(Report from Winnipeg)
Bracing weather in Winnipeg this morning: -27 and gusty. Fortunately I have retained my childhood skill of running backward into the wind.
Sundogs were visible throughout the day and could be captured clearly with the camera as the sun began to set.
The annual Sobey Award of $50,000 goes to a single Canadian artist under 40 years of age. Four runners up receive $5,000 each. This year the Winnipeg Art Gallery hosted an exhibition of the finalists and the ceremony in which this year’s winner, Nadia Myre of Quebec, was announced. Finalists include Evan Lee (West Coast and The Yukon), Neil Farber and Michael Dumontier (Prairies and the North), Chris Curreri (Ontario), and Atlantic (Graeme Patterson). I’ve never seen the country divided up quite that way. For me, the art on display is equally novel.
The work of Graeme Patterson is almost indescribably strange. The exhibition displays a half hour long, stop-motion animated film featuring two fur covered humanoid creatures: a bison/human and a lion/human. These two cavort, party, moonwalk, build furniture, chop wood, practice archery, light fires, watch sports, hunt and battle desperately with their fully animal counterparts, until finally, the bison/human gravely injures the lion/human.
Stills from The Secret Citadel by Craeme Patterson
It’s impossible to walk away from this film. It is so bizarre and original and at the same time has such engaging emotional nuance and a very solemn depth.
Another piece by Graeme Patterson, called Taming the Wild, is a kind of natural history diorama displaying a ragtag selection of roughly taxidermied animals. A sculpture of a man, possibly a self-portrait, is included in the tableau of delicately posed creatures on slender pedestals.
Details of Taming the Wild by Graeme Patterson
Two pieces by Neil Farber and Michael Dumontier, members of Winnipeg’s Royal Art Lodge, are on display.
Library is a giant painting utterly stuffed with information. It consists of hundreds of tiny precise paintings of books, rendered in a flat, comic-book style. Their titles – always drole, sometimes ironic, sometimes fey – are visible.

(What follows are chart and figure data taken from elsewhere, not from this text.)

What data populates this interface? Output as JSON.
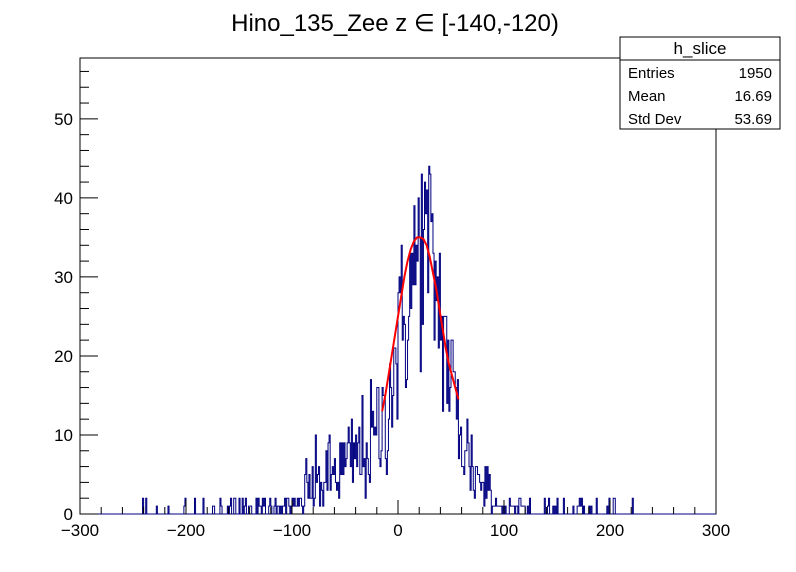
{
  "chart_data": {
    "type": "histogram",
    "title": "Hino_135_Zee z  ∈ [-140,-120)",
    "xlim": [
      -300,
      300
    ],
    "ylim": [
      0,
      57.7
    ],
    "x_ticks": [
      -300,
      -200,
      -100,
      0,
      100,
      200,
      300
    ],
    "x_tick_labels": [
      "−300",
      "−200",
      "−100",
      "0",
      "100",
      "200",
      "300"
    ],
    "y_ticks": [
      0,
      10,
      20,
      30,
      40,
      50
    ],
    "y_tick_labels": [
      "0",
      "10",
      "20",
      "30",
      "40",
      "50"
    ],
    "histogram_color": "#000080",
    "fit_color": "#ff0000",
    "bins": {
      "low": -300,
      "high": 300,
      "count": 600
    },
    "profile": {
      "comment": "approximate envelope of bin contents",
      "points": [
        [
          -300,
          0
        ],
        [
          -200,
          0.4
        ],
        [
          -150,
          1.2
        ],
        [
          -120,
          1.8
        ],
        [
          -100,
          2.6
        ],
        [
          -80,
          3.5
        ],
        [
          -60,
          5
        ],
        [
          -40,
          7
        ],
        [
          -25,
          9
        ],
        [
          -15,
          11
        ],
        [
          -5,
          18
        ],
        [
          5,
          24
        ],
        [
          15,
          30
        ],
        [
          22,
          35
        ],
        [
          30,
          33
        ],
        [
          40,
          26
        ],
        [
          50,
          17
        ],
        [
          60,
          10
        ],
        [
          70,
          6
        ],
        [
          80,
          4
        ],
        [
          95,
          2.5
        ],
        [
          120,
          1.2
        ],
        [
          150,
          0.6
        ],
        [
          200,
          0.2
        ],
        [
          300,
          0
        ]
      ]
    },
    "fit": {
      "name": "",
      "x": [
        -15,
        -12,
        -9,
        -6,
        -3,
        0,
        3,
        6,
        9,
        12,
        15,
        18,
        21,
        24,
        27,
        30,
        33,
        36,
        39,
        42,
        45,
        48,
        51,
        54,
        57
      ],
      "y": [
        13,
        15,
        17.5,
        20,
        22.5,
        25,
        27.5,
        30,
        32,
        33.5,
        34.5,
        35,
        35,
        34.8,
        34,
        32.5,
        30.5,
        28.5,
        26,
        23.5,
        21,
        19,
        17.5,
        16,
        14.5
      ]
    },
    "stats": {
      "name": "h_slice",
      "rows": [
        {
          "label": "Entries",
          "value": "1950"
        },
        {
          "label": "Mean",
          "value": "16.69"
        },
        {
          "label": "Std Dev",
          "value": "53.69"
        }
      ]
    }
  }
}
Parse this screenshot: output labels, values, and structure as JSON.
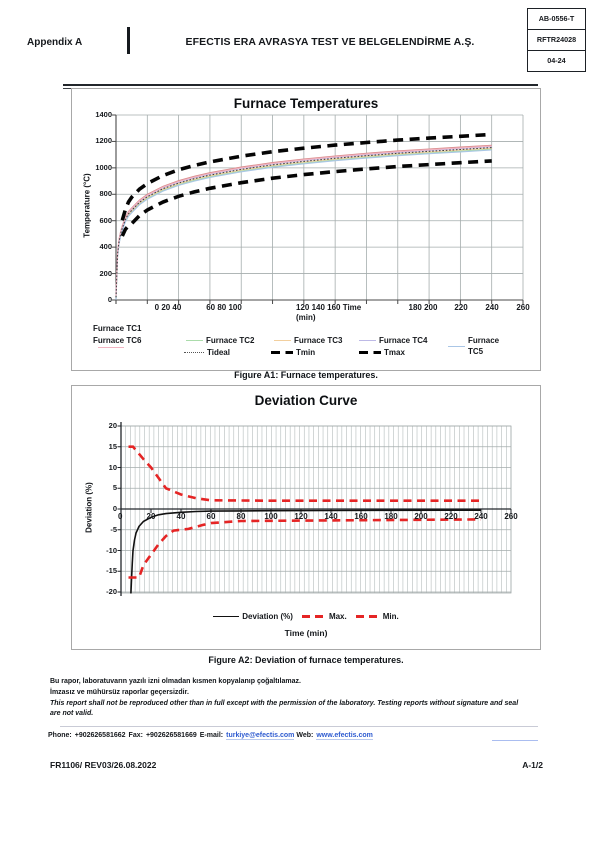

Detail of Library by Neil Farber and Michael Dumontier
Another piece by the collaborating artists, Neil Farber and Michael Dumontier, is sheer poetry. Dozens of epigrammatic phrases are displayed in a grid of framed pieces.
Here is one of the pithy texts:
“…and I started getting really
interested in eloquence and profundity.
There were just both so fucking awesome
– by Neil Farber and Michael Dumontier
I wasn’t quite sure what I was looking at when it came to the photographs of Chris Curreri. Is this organic matter, closeups of a damp seaside grotto, body parts, melting ceramics or some kind of darkroom manipulation?
Untitled (Clay Portfolio) by Chris Curreri
Untitled (Clay Portfolio)
Technically masterful, this series of black and white prints lining a long hallway provide a intense visual experience. It is partially because of the ambiguity of the subject matter and too because they are so formally voluptuous.
A bust looking out over the gallery above eye level has a shocking quality. It is approached from the rear and it’s only on walking around it to see the front that the viewer is startled to find it has been violently defaced.
Views of Medusa by Chris Curreri
Work by Evan Lee has an urgent, contemporary political sense to it. It seems like the artist is trying to keep up with numerous ideas and social forces colliding and richochetting around his world. Black Bloc Abstraction, shown below, initially appears to be an abstract painting until it coheres into waves of black clad protestors, as per the infamous G-20 Summit, held in Toronto in 2010.
Black Bloc Abstraction by Evan Lee
Large, mostly black paintings consisting of rich fields of varying depth, reveal themselves to be depictions of masked or hooded youth. Are these guys violent thugs or idealistic protestors? Evan Lee raises ideas about anarchy, fraying social bonds and alienation in his portrayal of Black Bloc idealogues.
Black Blot 2 by Evan Lee
In an art piece using numerous different media the subject matter is the migrant to Canada. Darkly murky portraits attempt to celebrate the importance of an individual: unknown, far from home and alone.
Migrant Portrait by Evan Lee
The snapshots shown below, of young men nervously vamping for the camera, anxious about their chances for the future, are displayed in a vitrine, with other depictions of a migrant experience.
Art piece by Evan Lee
Nadia Myre’s work is a grand sociological effort to heal the wounded. Ongoing since 2005 The Scar Project is a the remarkable focusing of one individual’s compassion to engage numerous others (800 at last count) to participate in a healing action. Nadia Myre has travelled around the country convincing people to create a “canvas representation of a physical, emotional, psychological, or spiritual scar they may have, and write out the accompanying narrative.”
Hand stitiched on unbleached fabric, using humble tools and unsophisticated imagery, these artworks have a feeling of humility, earnestness and honesty. Nadia Myre is delving into profound subject matter: social change at the level of the individual, involving self reflection, pain and forgiveness.